At first, I felt ugly, and I grieved the loss of my beauty. In hindsight, I see that it developed an internal beauty that I could never lose. And that beauty is called strength. (Read more about Ashley’s journey with Alopecia here.)
You Learn From Your Challenges and Weaknesses
Strength is only gained through our weakness. First, we must acknowledge and embrace our weaknesses, and then we must train them. This is true of our bodies, but it’s also true of our minds. Whatever hard thing you are walking through, dear reader, I want you to know that it is teaching you experiential knowledge that will serve you in the future. You’re building the muscles that will carry a future load with more ease. You’re conditioning your heart to be able to run the race that is set before you with grace and endurance.
Now I’m losing my hair for the second time (it did grow back and stayed with me for seven years!), and it’s exciting to see how my strength and faith have matured. This time, I don’t feel like I’m losing my identity. I know who I am. This time, I don’t wonder if a man would want me in spite of my condition. The only reason he fell in love with me is because of how this condition has shaped me into a woman of grit and grace. This time, I’m not afraid of the worst-case scenario. I know God will see me through.
But, this time, I did feel sad over something new…
This time, I’m a mom. And I started to grieve because I wanted my daughter to grow up thinking her mother was beautiful. The easy lie to believe is that Alopecia will steal that from me. But I learned a lot about lies and fear through the first loss, and I deal with them much differently now. I think differently (a gift that only comes from walking through the fire), and I perceive the challenges that lie ahead of me differently.
My heart is steady because it’s held by grace. My mind is sound because it knows the truth.
Your Strength Is Your Beauty
So, my daughter may grow up with a mother whose “hair has been loved off,” but she will also have a mother who doesn’t “break easily or have sharp edges;” a mother who doesn’t have to be “carefully kept.” Her mother will be Real, and I believe that will make a bigger impact on her than a mother with beautiful hair.
Of course, I want my daughter to grow up thinking I’m beautiful, but I also want her to look at me and think, “My mom is brave. She presses on even when things are hard. My mom is gracious. She shows compassion, even when people are unkind. My mom is strong, and I think that makes her beautiful.”
But what I care about more than what she thinks of me, is what I teach her about being a beautiful woman.
I want my daughter to be brave. Does that mean she can’t cry? Of course not. I hope she’ll always be honest about her feelings and share them, rather than keep them inside, allowing them to plague her mind or harden her heart. Only brave people face their fears and feelings.
I want my daughter to have courage. Does that mean she won’t feel the blood pounding through her body as she takes a stand for something? Of course not. I hope that she will be keenly aware of that feeling, because oftentimes it’s the signal that what we’re about to do is right. Only courageous people move forward when the unknown seems scary.
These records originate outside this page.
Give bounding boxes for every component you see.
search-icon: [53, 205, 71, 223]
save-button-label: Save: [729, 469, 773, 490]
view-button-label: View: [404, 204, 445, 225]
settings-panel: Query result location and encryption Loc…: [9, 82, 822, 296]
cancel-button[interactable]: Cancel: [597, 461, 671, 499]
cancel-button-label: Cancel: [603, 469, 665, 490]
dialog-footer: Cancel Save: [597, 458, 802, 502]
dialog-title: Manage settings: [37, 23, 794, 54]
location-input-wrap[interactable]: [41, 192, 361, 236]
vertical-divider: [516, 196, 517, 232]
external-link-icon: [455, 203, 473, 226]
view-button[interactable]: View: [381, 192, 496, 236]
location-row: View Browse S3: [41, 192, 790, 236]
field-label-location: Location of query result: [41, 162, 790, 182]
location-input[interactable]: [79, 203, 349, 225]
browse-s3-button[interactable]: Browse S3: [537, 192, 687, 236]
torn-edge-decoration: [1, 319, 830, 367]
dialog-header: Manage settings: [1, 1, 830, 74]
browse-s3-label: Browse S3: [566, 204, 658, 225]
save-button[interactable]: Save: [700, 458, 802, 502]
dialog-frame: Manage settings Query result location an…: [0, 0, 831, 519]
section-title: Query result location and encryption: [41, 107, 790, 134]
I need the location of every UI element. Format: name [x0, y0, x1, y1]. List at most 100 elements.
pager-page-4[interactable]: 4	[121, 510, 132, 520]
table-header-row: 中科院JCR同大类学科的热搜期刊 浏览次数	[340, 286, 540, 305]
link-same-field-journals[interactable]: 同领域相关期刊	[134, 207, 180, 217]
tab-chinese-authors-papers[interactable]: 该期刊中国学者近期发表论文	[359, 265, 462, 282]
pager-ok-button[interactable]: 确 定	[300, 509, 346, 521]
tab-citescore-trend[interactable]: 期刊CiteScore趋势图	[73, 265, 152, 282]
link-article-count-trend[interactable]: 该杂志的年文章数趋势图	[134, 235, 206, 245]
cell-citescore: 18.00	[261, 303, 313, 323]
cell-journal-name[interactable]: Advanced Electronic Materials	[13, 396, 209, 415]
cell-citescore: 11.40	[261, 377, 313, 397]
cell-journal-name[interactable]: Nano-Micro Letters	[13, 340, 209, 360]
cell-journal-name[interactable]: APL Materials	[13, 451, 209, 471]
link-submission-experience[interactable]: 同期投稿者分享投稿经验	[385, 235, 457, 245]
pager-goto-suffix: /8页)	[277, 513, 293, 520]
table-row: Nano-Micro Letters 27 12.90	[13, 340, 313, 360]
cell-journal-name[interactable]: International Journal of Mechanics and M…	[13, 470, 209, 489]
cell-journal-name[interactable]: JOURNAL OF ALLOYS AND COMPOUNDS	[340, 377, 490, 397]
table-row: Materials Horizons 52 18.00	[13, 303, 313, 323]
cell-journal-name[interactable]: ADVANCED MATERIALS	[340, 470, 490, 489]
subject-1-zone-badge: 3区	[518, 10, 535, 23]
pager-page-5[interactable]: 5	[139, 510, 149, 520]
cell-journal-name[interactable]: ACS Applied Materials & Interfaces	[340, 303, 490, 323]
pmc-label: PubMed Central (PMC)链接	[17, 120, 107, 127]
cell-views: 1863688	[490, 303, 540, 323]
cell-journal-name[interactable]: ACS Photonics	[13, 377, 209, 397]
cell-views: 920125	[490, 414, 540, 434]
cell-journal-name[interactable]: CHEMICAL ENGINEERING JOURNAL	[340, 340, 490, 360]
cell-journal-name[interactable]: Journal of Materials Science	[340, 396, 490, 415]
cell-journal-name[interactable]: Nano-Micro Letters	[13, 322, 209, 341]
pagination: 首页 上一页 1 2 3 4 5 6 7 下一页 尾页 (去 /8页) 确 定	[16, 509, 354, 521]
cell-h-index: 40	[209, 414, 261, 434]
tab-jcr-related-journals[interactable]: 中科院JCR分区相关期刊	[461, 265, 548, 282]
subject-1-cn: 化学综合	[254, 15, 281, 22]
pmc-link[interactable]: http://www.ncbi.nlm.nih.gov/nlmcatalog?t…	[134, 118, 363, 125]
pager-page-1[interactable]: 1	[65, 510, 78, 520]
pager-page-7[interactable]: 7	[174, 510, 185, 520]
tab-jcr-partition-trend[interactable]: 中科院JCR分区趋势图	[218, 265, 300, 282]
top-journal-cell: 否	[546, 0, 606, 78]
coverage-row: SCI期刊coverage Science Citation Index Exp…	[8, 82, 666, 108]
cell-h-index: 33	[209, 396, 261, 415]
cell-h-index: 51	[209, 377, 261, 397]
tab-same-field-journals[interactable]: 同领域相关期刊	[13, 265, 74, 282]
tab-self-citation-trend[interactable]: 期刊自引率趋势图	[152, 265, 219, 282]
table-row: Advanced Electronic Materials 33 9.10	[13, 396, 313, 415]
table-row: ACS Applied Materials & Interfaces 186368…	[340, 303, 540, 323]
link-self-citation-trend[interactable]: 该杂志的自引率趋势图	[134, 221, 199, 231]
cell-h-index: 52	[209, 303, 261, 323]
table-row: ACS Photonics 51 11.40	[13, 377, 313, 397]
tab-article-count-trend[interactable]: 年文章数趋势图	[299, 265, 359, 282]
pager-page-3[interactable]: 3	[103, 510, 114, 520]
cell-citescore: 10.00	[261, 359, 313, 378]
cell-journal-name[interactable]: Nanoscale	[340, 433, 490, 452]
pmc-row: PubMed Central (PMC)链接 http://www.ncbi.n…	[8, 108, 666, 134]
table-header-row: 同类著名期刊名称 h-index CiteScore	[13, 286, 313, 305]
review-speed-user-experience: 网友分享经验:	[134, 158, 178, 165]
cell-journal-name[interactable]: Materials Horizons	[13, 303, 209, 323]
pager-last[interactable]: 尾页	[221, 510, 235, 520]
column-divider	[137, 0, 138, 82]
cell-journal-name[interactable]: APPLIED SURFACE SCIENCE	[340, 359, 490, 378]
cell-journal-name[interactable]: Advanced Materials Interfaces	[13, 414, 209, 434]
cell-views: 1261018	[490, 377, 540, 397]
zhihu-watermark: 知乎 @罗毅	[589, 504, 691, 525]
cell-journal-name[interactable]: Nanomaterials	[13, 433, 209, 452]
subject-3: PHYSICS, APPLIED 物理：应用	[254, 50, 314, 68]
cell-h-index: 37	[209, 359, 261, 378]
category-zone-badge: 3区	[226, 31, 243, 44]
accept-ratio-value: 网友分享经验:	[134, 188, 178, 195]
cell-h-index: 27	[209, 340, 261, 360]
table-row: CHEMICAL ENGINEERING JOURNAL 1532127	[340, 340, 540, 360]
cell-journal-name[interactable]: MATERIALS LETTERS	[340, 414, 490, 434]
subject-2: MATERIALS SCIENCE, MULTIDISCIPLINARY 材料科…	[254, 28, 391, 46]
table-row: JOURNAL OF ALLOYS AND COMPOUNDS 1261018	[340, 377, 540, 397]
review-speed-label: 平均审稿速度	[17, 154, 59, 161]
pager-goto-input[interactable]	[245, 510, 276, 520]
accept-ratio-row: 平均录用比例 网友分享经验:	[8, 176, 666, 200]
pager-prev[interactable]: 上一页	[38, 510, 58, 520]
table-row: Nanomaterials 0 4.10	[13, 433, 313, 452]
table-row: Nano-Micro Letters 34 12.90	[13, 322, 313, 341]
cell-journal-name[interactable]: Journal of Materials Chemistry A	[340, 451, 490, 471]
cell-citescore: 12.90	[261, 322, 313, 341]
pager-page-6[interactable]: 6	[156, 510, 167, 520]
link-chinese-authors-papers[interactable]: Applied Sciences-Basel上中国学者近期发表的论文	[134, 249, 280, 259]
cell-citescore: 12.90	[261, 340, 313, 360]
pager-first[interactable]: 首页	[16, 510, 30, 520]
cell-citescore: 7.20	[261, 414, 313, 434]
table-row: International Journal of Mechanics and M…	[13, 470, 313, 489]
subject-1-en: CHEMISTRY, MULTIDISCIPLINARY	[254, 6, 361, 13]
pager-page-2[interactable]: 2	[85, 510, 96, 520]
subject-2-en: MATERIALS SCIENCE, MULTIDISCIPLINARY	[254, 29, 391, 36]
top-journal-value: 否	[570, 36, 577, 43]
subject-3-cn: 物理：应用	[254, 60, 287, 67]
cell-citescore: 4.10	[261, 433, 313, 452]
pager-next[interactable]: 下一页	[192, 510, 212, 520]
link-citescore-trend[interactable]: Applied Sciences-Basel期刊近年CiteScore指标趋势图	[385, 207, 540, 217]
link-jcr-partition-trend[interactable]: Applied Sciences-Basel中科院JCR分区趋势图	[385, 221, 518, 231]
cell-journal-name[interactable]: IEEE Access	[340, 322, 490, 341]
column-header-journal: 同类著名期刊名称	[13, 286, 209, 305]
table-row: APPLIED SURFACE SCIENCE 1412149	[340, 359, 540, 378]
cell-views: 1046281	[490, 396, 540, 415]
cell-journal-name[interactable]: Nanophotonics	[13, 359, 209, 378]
I want my daughter to know that strong people have weak moments. Yes, I want her to stand for what is right, but does that mean she will never do what is wrong? Of course not. I know she will make mistakes and fail in ways that make her want to hide—from me, from the world, and from God. But I want her to know that everlasting, unconditional love will always take her back and forgive.
I want her to know that going through the hard things develops inner strength. I want her to look at the battle before her and say, “This is going to make me beautiful.” Because strength is synonymous with beauty.